Language expert and forensic linguist Alan Perlman says there has always been a category of human communication which we now call BS. But rhetoricians and language pros have only recently turned their attention to unpack actually what this type of malarkey is, and how it works. Perlman provides a brief synopsis for Opp Now readers as part of his exegesis of the city staff definition of "equity," which is analyzed nearby.

There are many definitions, but Perlman suggests three things to look for when you suspect gibberish is in the air:

1. Consistently well-formed sentences that sound like they mean something, but don't. BS likes to sound simple but is usually so broad and abstract as to make everything it says open to interpretation. BS-ers like to use jargon that readers don't understand but use it in a way that suggests that somebody, somewhere understands it (and that audiences are somehow “out of it” if they don’t). The point of BS is not to have real meaning -- in the sense that we can see or experience what the word refers to-- but to create a feeling or sensation.

2. Vague buzzwords have primacy. A buzzword is a fad-word whose use signals in-group membership, even is one isn’t exactly sure what it means.  Usually, as language develops in life, an idea--a thing--comes first, then humans come up with words to describe it.
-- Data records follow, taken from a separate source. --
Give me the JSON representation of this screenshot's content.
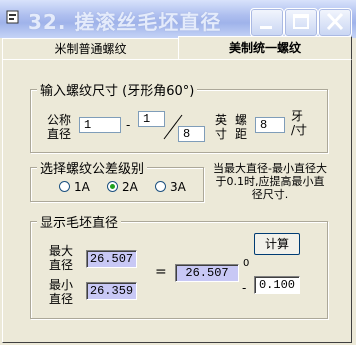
{
  "window": {
    "title": "32. 搓滚丝毛坯直径"
  },
  "tabs": [
    {
      "label": "米制普通螺纹"
    },
    {
      "label": "美制统一螺纹"
    }
  ],
  "thread_group": {
    "title": "输入螺纹尺寸 (牙形角60°)",
    "nominal_label": [
      "公称",
      "直径"
    ],
    "whole": "1",
    "dash": "-",
    "numerator": "1",
    "slash": "/",
    "denominator": "8",
    "unit_label": [
      "英",
      "寸"
    ],
    "pitch_label": [
      "螺",
      "距"
    ],
    "pitch_value": "8",
    "pitch_unit": [
      "牙",
      "/寸"
    ]
  },
  "tolerance_group": {
    "title": "选择螺纹公差级别",
    "options": [
      "1A",
      "2A",
      "3A"
    ],
    "selected": "2A"
  },
  "note": "当最大直径-最小直径大于0.1时,应提高最小直径尺寸.",
  "result_group": {
    "title": "显示毛坯直径",
    "max_label": [
      "最大",
      "直径"
    ],
    "min_label": [
      "最小",
      "直径"
    ],
    "max_value": "26.507",
    "min_value": "26.359",
    "equals": "=",
    "nominal_value": "26.507",
    "upper_dev": "0",
    "minus": "-",
    "lower_dev": "0.100",
    "calc_button": "计算"
  }
}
In BS, it's the other way around--the word comes first--"anti-racism," "systemic racism" "psychologically safe spaces”in the SJ example--and the reader is left to figure out what the word is referring to. By stripping words of concrete, real-world meaning, BS-ers suggest a reality that only they understand; this disempowers the listener, giving the speaker or the BS-er great communication power. 

3. Action and feeling trump clarity and meaning. The BS-er is not a liar. The liar wants you to believe in an alternative reality. The BSer doesn't care, they just want you to feel a certain way and give them power over you. So, when translated into real world experience, the BS-er usually coerces their listener to give them something--money, authority, whatever--and to do so in an open-ended way that only the BS-er can control.